@abde "...feel free to ask any questions!" I am content if you can redirect me to someone "adjacent" within your field, but is there any notion of "hydrodynamic simulation" within games? By this, I mean #Minecraft has a fixed ocean level, no tides. Rivers are created at the same level. "Erosion" is "Kinda-sorta" implemented in terrain generation. Ark:Survival Evolved's terrain is all human crafted with a water plane set for a given area. #Valheim, same as #Minecraft: Terrain generation with water at a set plane. SimCity iterations, same.
Would you know of work being done to have lakes over oceans, streams, flooding due to weather, tides, and so on? I would love to see this be more common in games featuring terrain generation.
@abde Thank you! I'm *far* from being in that business except as someone who plays games and thinks about terrain. I think such simulation may be "prohibitively expensive," but as that is *not* my wheelhouse, it's cool to ask someone for whom it *is.*
Basically, is dynamic hydrology "somewhere out in the future" for games? Is it *really* that expensive? Do developers figure it's simply not worth bothering with? Perhaps nobody would really notice?
I *will* say that #Valheim has the ocean behavior I only *WISH* Ark Survival had. #MInecraft, you can place water where you think it ought to be to create the appearance you are looking for in terrain. But... still, I don't know unless I ask. :)
@Romaq Well, now I have some time.
The thing is that I'm not a scientist in #geography or #geology, so I don't think I can help, but here are my assumptions with a #computerscience approach.

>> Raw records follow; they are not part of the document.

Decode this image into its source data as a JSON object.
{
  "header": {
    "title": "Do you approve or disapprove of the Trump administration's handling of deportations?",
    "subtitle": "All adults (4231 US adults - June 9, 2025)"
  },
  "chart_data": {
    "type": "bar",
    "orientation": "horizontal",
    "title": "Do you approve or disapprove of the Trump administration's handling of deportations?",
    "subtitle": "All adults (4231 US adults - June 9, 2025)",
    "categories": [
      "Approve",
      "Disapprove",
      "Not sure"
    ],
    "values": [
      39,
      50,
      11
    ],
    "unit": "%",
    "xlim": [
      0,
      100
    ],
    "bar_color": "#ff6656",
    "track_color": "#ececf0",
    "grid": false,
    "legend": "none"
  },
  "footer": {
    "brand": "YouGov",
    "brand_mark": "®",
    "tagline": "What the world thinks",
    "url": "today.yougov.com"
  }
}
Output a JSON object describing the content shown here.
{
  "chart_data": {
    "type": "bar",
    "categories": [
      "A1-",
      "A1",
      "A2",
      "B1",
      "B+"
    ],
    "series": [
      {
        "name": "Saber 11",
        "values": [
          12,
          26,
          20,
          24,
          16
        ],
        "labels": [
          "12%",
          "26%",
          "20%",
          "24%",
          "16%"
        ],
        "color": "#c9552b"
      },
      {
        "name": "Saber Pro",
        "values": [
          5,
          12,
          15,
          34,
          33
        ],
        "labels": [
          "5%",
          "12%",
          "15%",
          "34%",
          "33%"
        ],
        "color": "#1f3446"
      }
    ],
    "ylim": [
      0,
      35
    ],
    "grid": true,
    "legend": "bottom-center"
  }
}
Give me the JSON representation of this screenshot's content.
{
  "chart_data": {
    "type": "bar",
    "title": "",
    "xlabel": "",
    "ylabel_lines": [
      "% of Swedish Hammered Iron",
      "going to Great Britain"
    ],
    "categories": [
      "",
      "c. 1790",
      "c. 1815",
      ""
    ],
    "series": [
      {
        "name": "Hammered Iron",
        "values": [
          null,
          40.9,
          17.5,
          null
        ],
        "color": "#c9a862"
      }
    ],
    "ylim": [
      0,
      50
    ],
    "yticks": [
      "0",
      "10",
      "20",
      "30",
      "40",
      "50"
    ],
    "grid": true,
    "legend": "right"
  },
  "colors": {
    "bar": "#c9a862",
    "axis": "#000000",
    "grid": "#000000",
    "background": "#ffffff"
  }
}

What I can see about that is that it can be challenging to have different "bodies of water" with different heights, tides, etc... The thing is that when you have a fixed value for things in general, you don't have to do tests about things that can be underwater or not...
"if position.y < water_level: swimming"
If you start adding more complex bodies of water, you can have to implement #collision detection which can be pretty expensive.
In #gamedev in general we rarely use real simulations, so we try to model things in a simple way to make it performant and make it "look good" with transformations on water, etc.you can check how Sea of Thieves deals with water:
https://www.youtube.com/watch?v=EMb_FUmr0Ts
#seaofthieves has the effects you look for like tides etc.
There are many problems and challenges also with #multiplayer games and #physics. How would you synchronise something at a large scale like the global state of the water?
I hope I gave you a little glance of what I think about all this!
@abde Thank you for your time. Overall, the reason I doubt we are in a "simulation" is because there are so many incredible (if completely useless from a practical perspective) complex, interconnected relationships... and what would be the point for a game?
I think #dwarffortress has this to some extent... I've just not played with it recently. But of course, DF is on an entirely different level.
@Romaq this is a complex question, I would be glad to answer it tomorrow evening! Not an expert, but can give some tips.